Y	Hacker News new \| ask \| show \| jobs


	by superkuh 19 days ago
	>consumer-grade card with 12G of VRAM and got 5t/s That speed for token output indicates to me that it somehow is using hybrid mode and involving cpu+system ram somehow. That ~5tk/s is about the ram bandwidth of DDR4 RAM versus that size model at 4bit. Any consumer GPU with 12 GB like a nvidia rtx 2080 or rtx 3060 should be doing 20+ tk/s with llama.cpp and CUDA backend.

2 comments

senko 19 days ago

Good catch. I haven't looked deeply into it. This is with Vulkan backend on Linux which I understand should be roughly comparable to CUDA? Gfx is rtx 3060(ti?).

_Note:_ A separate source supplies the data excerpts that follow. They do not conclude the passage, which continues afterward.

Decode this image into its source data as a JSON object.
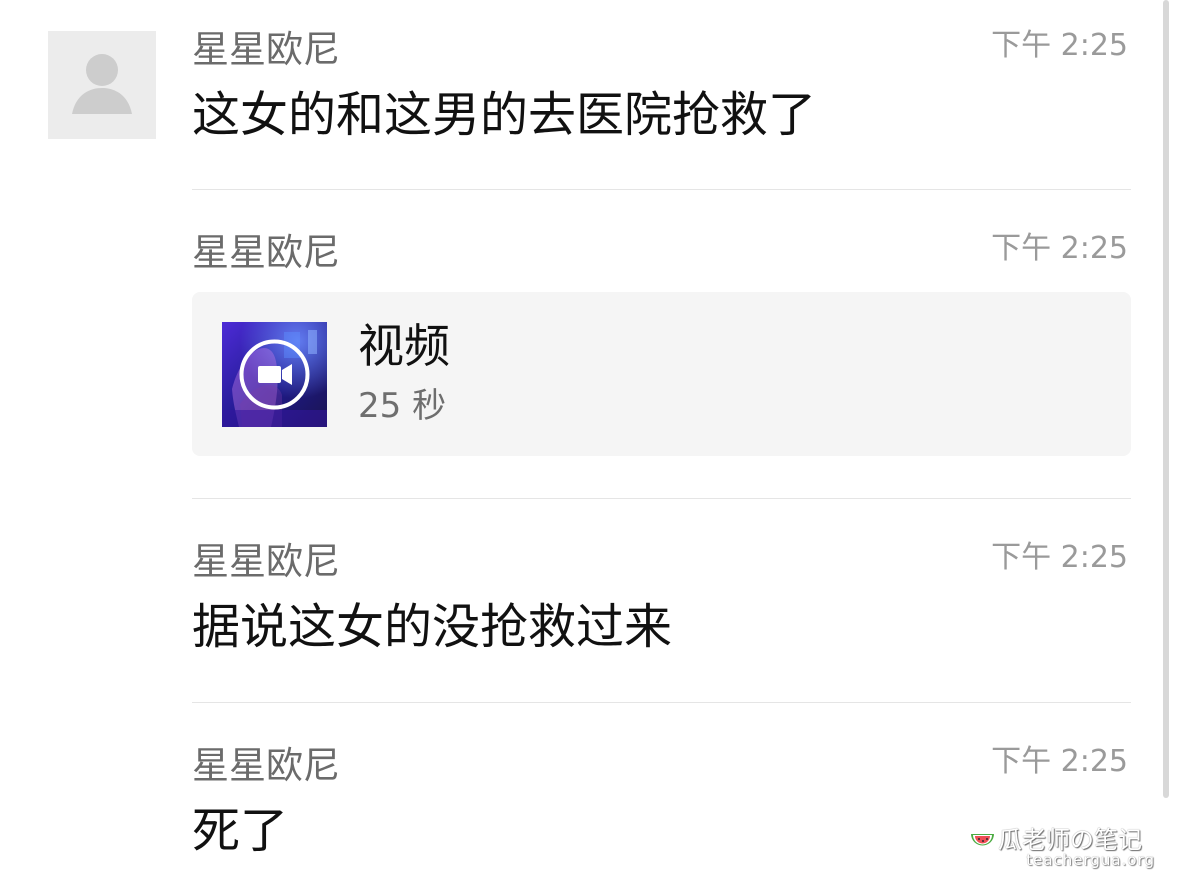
{
  "messages": [
    {
      "sender": "星星欧尼",
      "time": "下午 2:25",
      "text": "这女的和这男的去医院抢救了"
    },
    {
      "sender": "星星欧尼",
      "time": "下午 2:25",
      "video": {
        "title": "视频",
        "duration": "25 秒"
      }
    },
    {
      "sender": "星星欧尼",
      "time": "下午 2:25",
      "text": "据说这女的没抢救过来"
    },
    {
      "sender": "星星欧尼",
      "time": "下午 2:25",
      "text": "死了"
    }
  ],
  "watermark": {
    "title": "瓜老师の笔记",
    "site": "teachergua.org"
  },
  "colors": {
    "background": "#ffffff",
    "sender_text": "#6b6b6b",
    "timestamp_text": "#9a9a9a",
    "message_text": "#111111",
    "divider": "#e5e5e5",
    "video_card_background": "#f5f5f5",
    "avatar_background": "#ececec",
    "video_thumbnail": "#241b9d"
  },
  "icons": {
    "avatar": "default-user-avatar-icon",
    "video": "video-camera-icon",
    "watermark": "watermelon-icon"
  }
}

I should play a bit more with llama.cpp options and see what bappened there. Thanks!

link

superkuh 19 days ago

I've had it happen in the past with llama.cpp on linux that the CPU will present itself as a vulkan device GPU1 with "PHYSICAL_DEVICE_TYPE_CPU" and had a mix-up. Might want to try llama-server --list-devices and then append --device Vulkan0 or whatever.

link

pja 18 days ago

The 8 bit quant runs at 36tps using Vulkan on my AMD rx9070.

link